Question –
Find all $f : \Bbb Q^+\to\Bbb Q^+$
such that
a) $f(x)+f(1/x)=1$
b) $f(f(x))=f(x+1)/f(x)$.
My try –
By checking some values I get
$f(1)=1/2$
$f(2)=1/3$
…..
and using induction I proved for all natural numbers…
Now i don't know how to extend it to positive rational
numbers….
For extending something like these we have to first prove non-negativity,additivity,monotonicity , etc ….so that I can prove by standard methods but none of them is working here…
In the hint they wrote prove using induction on p+q
Where $r=p/q$ is positive rationaI ….
I did not able to see how to do it…..
Any help will be helpful…
Thankyou
Best Answer
Claim: $ f( \frac{p}{q}) = \frac{q}{p+q}$.

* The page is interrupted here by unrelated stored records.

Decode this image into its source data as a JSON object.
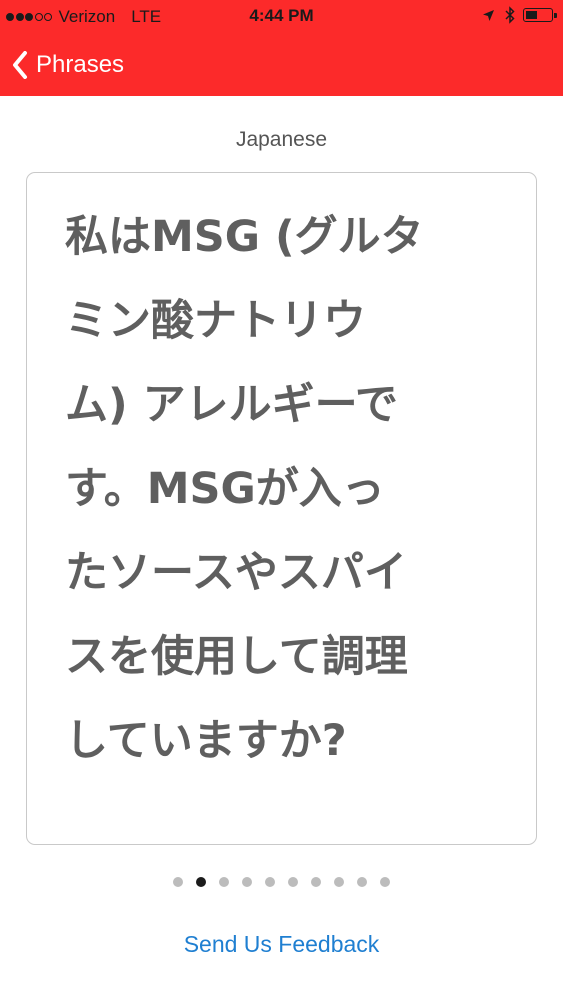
{
  "status_bar": {
    "carrier": "Verizon",
    "network": "LTE",
    "time": "4:44 PM",
    "signal_bars_filled": 3,
    "signal_bars_total": 5,
    "battery_level": 0.45
  },
  "nav": {
    "back_label": "Phrases",
    "back_icon": "chevron-left-icon"
  },
  "phrase": {
    "language": "Japanese",
    "lines": [
      "私はMSG (グルタ",
      "ミン酸ナトリウ",
      "ム) アレルギーで",
      "す。MSGが入っ",
      "たソースやスパイ",
      "スを使用して調理",
      "していますか?"
    ]
  },
  "pager": {
    "total_pages": 10,
    "current_page": 2
  },
  "footer": {
    "feedback_label": "Send Us Feedback"
  },
  "colors": {
    "header_bg": "#fc2a2a",
    "link": "#1f7fd1",
    "phrase_text": "#5f5f5f",
    "dot_inactive": "#bcbcbc",
    "dot_active": "#1b1b1b"
  }
}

We can check that this satisfies both conditions.
We will prove this by Strong Induction on $ n = p + q$.
Base case: $n = 2$.
This forces $ p = q = 1$, and we need to show that $ f(1) = \frac{1}{2}$.
This follows directly from condition 1, setting $x = 1$.
Induction step: Suppose that for all $ p + q \leq n$, we have $ f( \frac{p}{q}) = \frac{q}{p+q}$.
Now, for a given $ x^* = \frac{ p^* }{ q^*}, p^* + q^* = n+1$.
From condition 1 (and knowing $f(1)$), we may assume that $ p^* > q^*$.
Letting $ x = x^* - 1 = \frac{ p^* - q^* } { q^*}$, and applying condition 2, we get
$$f( \frac{q^*}{p^*} ) = \frac{ f( \frac{p^*}{q^*}) } { f( \frac{ p^* - q^* } { q^* }) } $$
Can you take it from here to show that $f( \frac{p^*}{q^*}) = \frac{q^* } { p^* + q^* } $, thereby completing the induction step ?